Demand for stock footage has never been higher with Amazon, Apple, Netflix and other new movie and programming markets. That’s why many archive owners are looking at their collections anew, beyond traditional historical and cultural archiving perspectives.

One of Hollywood’s oldest production studios holds an extensive collection of movies dating back to the advent of commercial cinematography—over 10,000 rolls of “B” camera rolls and trims—a treasure chest of rare and unique images for monetization.

But a collection of that size presented a daunting task for the studio’s internal operations, complicated further by the fact that they were captured on nitrate film, which requires special handling because it’s fragile and highly flammable. Nitrate was used in the earliest days of cinematography and photography, until it was replaced with noncombustible safety film.

Business solution: Provider with both nitrate film and digital media expertise

Seeking a reliable vendor with both nitrate experience and film digitization and cataloging capabilities, the studio selected LAC Group. Working in collaboration, the two teams established standards for image identification and physical condition to identify and select the most desirable ones for stock footage.
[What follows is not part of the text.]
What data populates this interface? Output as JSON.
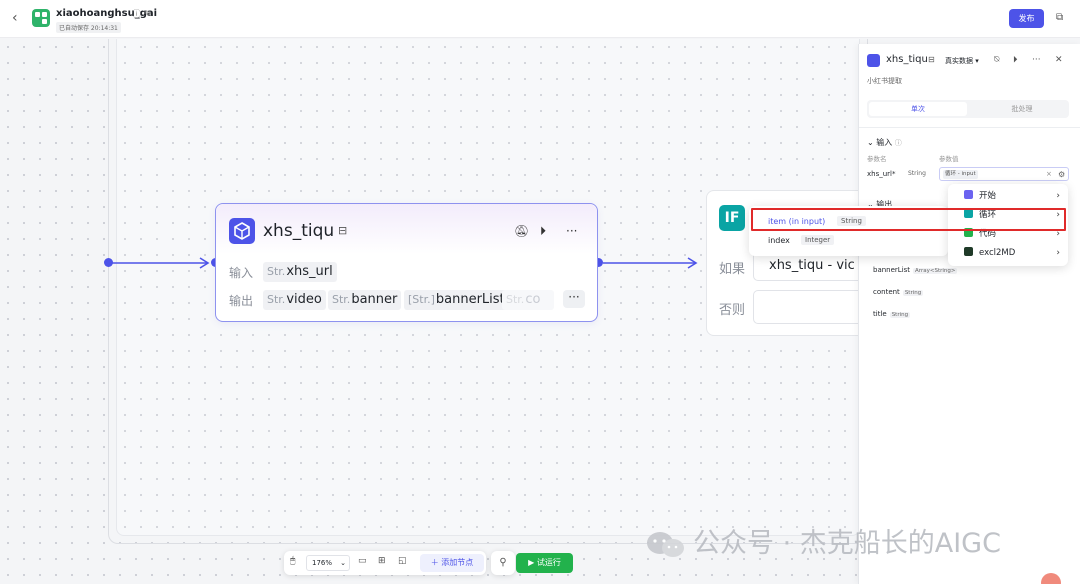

A key part of any film-cataloging project is naming and tagging the images for searchability and future access, known as metadata. LAC Group’s content team provided accurate and consistent metadata and also saved the studio many hours of time by entering all cataloged footage directly into its media asset management system.

Digital film scanning

After cataloging, the film was digitized. PRO-TEK Vaults operates high-speed, high-resolution film scanners for motion picture and still image film. This project required the ability to work on both ends of the spectrum—original physical media and digital media. Digital storage is another important consideration. The studio chose a cloud solution for this project. Other frequently used storage vehicles include solid state drives (SSDs) and LTO tape, always with a redundant copy for security.

The final step was determining whether to store or dispose of the originals. Because the images were nitrate-based, the studio opted to destroy them. Long-term nitrate storage is costly and risky, with few vendor options—it may be one of the only film services PRO-TEK Vaults cannot provide. Disposal of nitrate film requires the services and security of a certified hazardous waste management company, which was arranged for the studio.

Business outcome: Thousands of new stock footage products to sell and license for creative development

The studio has preserved and organized 100 years of valuable, often-unseen movie history for entertainment and use in future revenue opportunities.  At the same time, by digitizing and eliminating redundant images that were both decomposed and dangerous to store, the studio has eliminated the risks and the costs of maintaining a nitrate film archive.